Она всегда заступалась за "маленького" человека. Прекрасно понимала: маленьких людей нет, каждый человек - огромен, со своей неповторимой и единственной жизнью. Маленькими людей делает бездушная тотальная власть.
25 миллионов - таков был тираж "Комсомолки" в советское время. Для меня этот факт означает вот что: вместе с блистательными журналистами того времени Инна Руденко спасла души целого поколения советских людей, ставших потом россиянами. Спасла от цинизма и безверия, от бесконечной лжи, от служения призрачным ценностям, от уродливого протеза коммунистической идеологии, призванного заменить живую человеческую душу.

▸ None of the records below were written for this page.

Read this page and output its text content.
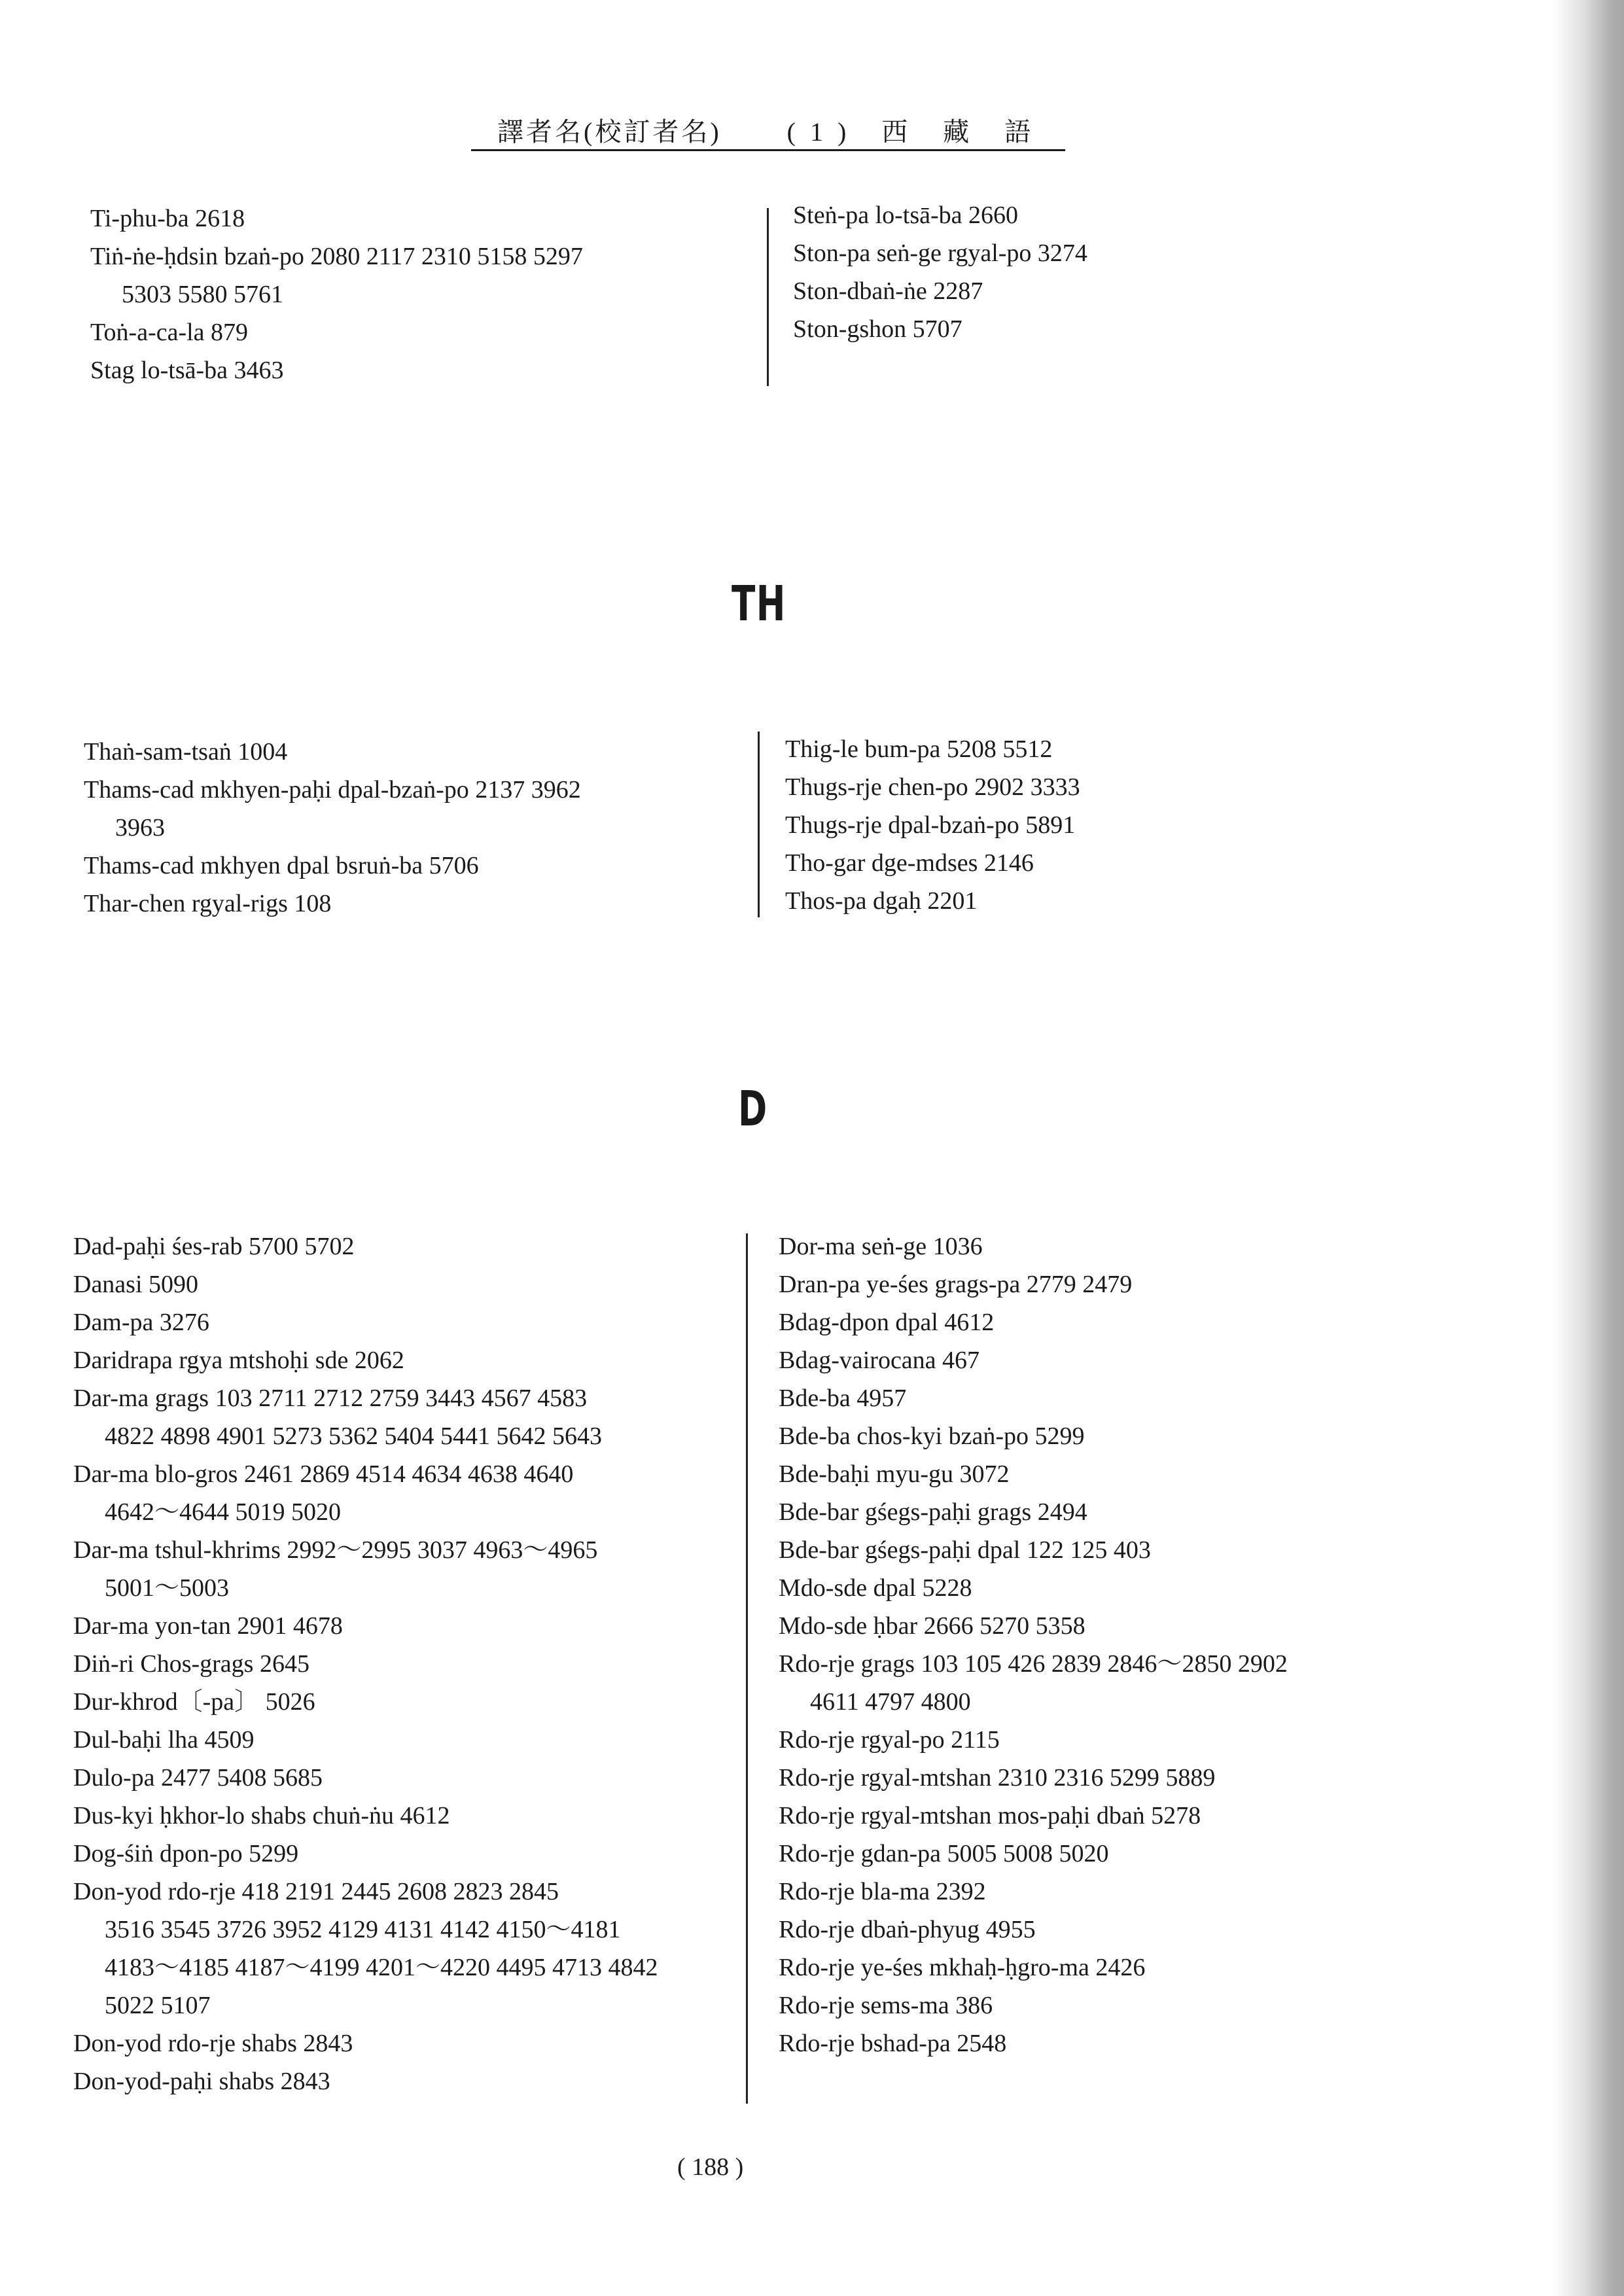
譯者名(校訂者名)	(1) 西 藏 語
Ti-phu-ba 2618
Tiṅ-ṅe-ḥdsin bzaṅ-po 2080 2117 2310 5158 5297
5303 5580 5761
Toṅ-a-ca-la 879
Stag lo-tsā-ba 3463
Steṅ-pa lo-tsā-ba 2660
Ston-pa seṅ-ge rgyal-po 3274
Ston-dbaṅ-ṅe 2287
Ston-gshon 5707
TH
Thaṅ-sam-tsaṅ 1004
Thams-cad mkhyen-paḥi dpal-bzaṅ-po 2137 3962
3963
Thams-cad mkhyen dpal bsruṅ-ba 5706
Thar-chen rgyal-rigs 108
Thig-le bum-pa 5208 5512
Thugs-rje chen-po 2902 3333
Thugs-rje dpal-bzaṅ-po 5891
Tho-gar dge-mdses 2146
Thos-pa dgaḥ 2201
D
Dad-paḥi śes-rab 5700 5702
Danasi 5090
Dam-pa 3276
Daridrapa rgya mtshoḥi sde 2062
Dar-ma grags 103 2711 2712 2759 3443 4567 4583
4822 4898 4901 5273 5362 5404 5441 5642 5643
Dar-ma blo-gros 2461 2869 4514 4634 4638 4640
4642～4644 5019 5020
Dar-ma tshul-khrims 2992～2995 3037 4963～4965
5001～5003
Dar-ma yon-tan 2901 4678
Diṅ-ri Chos-grags 2645
Dur-khrod〔-pa〕 5026
Dul-baḥi lha 4509
Dulo-pa 2477 5408 5685
Dus-kyi ḥkhor-lo shabs chuṅ-ṅu 4612
Dog-śiṅ dpon-po 5299
Don-yod rdo-rje 418 2191 2445 2608 2823 2845
3516 3545 3726 3952 4129 4131 4142 4150～4181
4183～4185 4187～4199 4201～4220 4495 4713 4842
5022 5107
Don-yod rdo-rje shabs 2843
Don-yod-paḥi shabs 2843
Dor-ma seṅ-ge 1036
Dran-pa ye-śes grags-pa 2779 2479
Bdag-dpon dpal 4612
Bdag-vairocana 467
Bde-ba 4957
Bde-ba chos-kyi bzaṅ-po 5299
Bde-baḥi myu-gu 3072
Bde-bar gśegs-paḥi grags 2494
Bde-bar gśegs-paḥi dpal 122 125 403
Mdo-sde dpal 5228
Mdo-sde ḥbar 2666 5270 5358
Rdo-rje grags 103 105 426 2839 2846～2850 2902
4611 4797 4800
Rdo-rje rgyal-po 2115
Rdo-rje rgyal-mtshan 2310 2316 5299 5889
Rdo-rje rgyal-mtshan mos-paḥi dbaṅ 5278
Rdo-rje gdan-pa 5005 5008 5020
Rdo-rje bla-ma 2392
Rdo-rje dbaṅ-phyug 4955
Rdo-rje ye-śes mkhaḥ-ḥgro-ma 2426
Rdo-rje sems-ma 386
Rdo-rje bshad-pa 2548
( 188 )
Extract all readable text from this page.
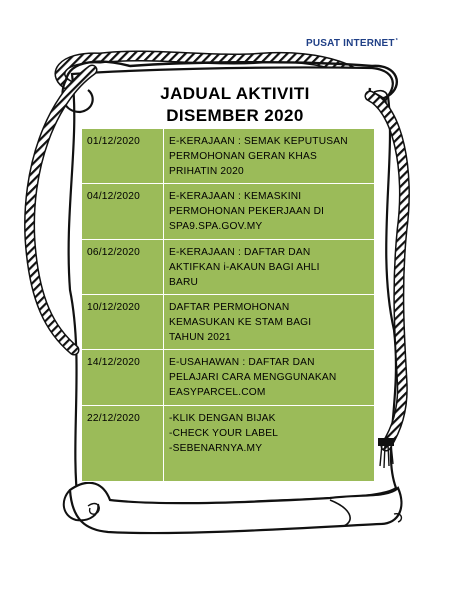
PUSAT INTERNET*
JADUAL AKTIVITI
DISEMBER 2020
01/12/2020	E-KERAJAAN : SEMAK KEPUTUSAN
PERMOHONAN GERAN KHAS
PRIHATIN 2020

04/12/2020	E-KERAJAAN : KEMASKINI
PERMOHONAN PEKERJAAN DI
SPA9.SPA.GOV.MY

06/12/2020	E-KERAJAAN : DAFTAR DAN
AKTIFKAN i-AKAUN BAGI AHLI
BARU

10/12/2020	DAFTAR PERMOHONAN
KEMASUKAN KE STAM BAGI
TAHUN 2021

14/12/2020	E-USAHAWAN : DAFTAR DAN
PELAJARI CARA MENGGUNAKAN
EASYPARCEL.COM

22/12/2020	-KLIK DENGAN BIJAK
-CHECK YOUR LABEL
-SEBENARNYA.MY
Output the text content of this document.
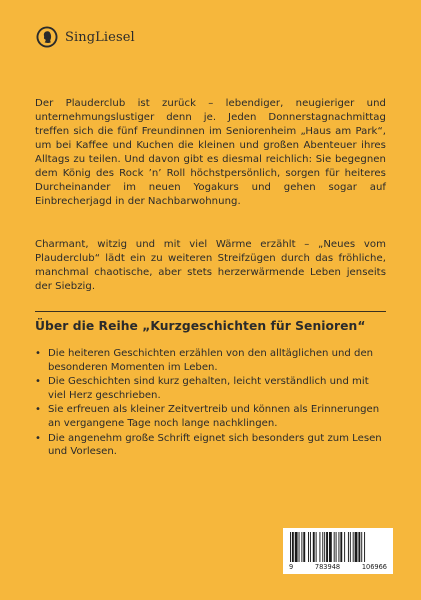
SingLiesel

Der Plauderclub ist zurück – lebendiger, neugieriger und unternehmungslustiger denn je. Jeden Donnerstagnachmittag treffen sich die fünf Freundinnen im Seniorenheim „Haus am Park“, um bei Kaffee und Kuchen die kleinen und großen Abenteuer ihres Alltags zu teilen. Und davon gibt es diesmal reichlich: Sie begegnen dem König des Rock ’n’ Roll höchstpersönlich, sorgen für heiteres Durcheinander im neuen Yogakurs und gehen sogar auf Einbrecherjagd in der Nachbarwohnung.

Charmant, witzig und mit viel Wärme erzählt – „Neues vom Plauderclub“ lädt ein zu weiteren Streifzügen durch das fröhliche, manchmal chaotische, aber stets herzerwärmende Leben jenseits der Siebzig.

Über die Reihe „Kurzgeschichten für Senioren“
• Die heiteren Geschichten erzählen von den alltäglichen und den besonderen Momenten im Leben.
• Die Geschichten sind kurz gehalten, leicht verständlich und mit viel Herz geschrieben.
• Sie erfreuen als kleiner Zeitvertreib und können als Erinnerungen an vergangene Tage noch lange nachklingen.
• Die angenehm große Schrift eignet sich besonders gut zum Lesen und Vorlesen.
9	783948	106966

Спасает и сегодня.
Я думаю, что ее "маленьким людям", ее духовным детям, тоже кое-что удалось. Это "кое-что" - живое воплощение ее великого труда: неутраченная совестливость, неприятие лжи, привычка души работать...
Вот ее ответы на вопросы "Российской газеты".
- Есть ли, на ваш взгляд, что-то важнее и дороже человеческой жизни?
- Душа.
- Вы полагаете, что душа и жизнь - это разные вещи? Мне не понятно...
- Моя физическая жизнь - ничто по сравнению с тем, что у меня в душе. Это гораздо важнее, чем мое физическое пребывание на земле. Душа бессмертна, если ты ее будешь беречь.
- Во имя чего можно пожертвовать жизнью?
- Во имя жизни другого человека.
- Есть ли какие-то гуманистические идеи, ради торжества которых можно было бы отдать жизнь?
- Есть.
- Какие, например?
- Например, швейцеровская идея благоговения перед жизнью.
- Что вы думаете об идеологии исламских смертников-шахидов?
- Нет идеологии, которая стоила бы жизни.
- Вы полагаете, что это идеология? А может быть, это идея принесения себя в жертву во имя Аллаха?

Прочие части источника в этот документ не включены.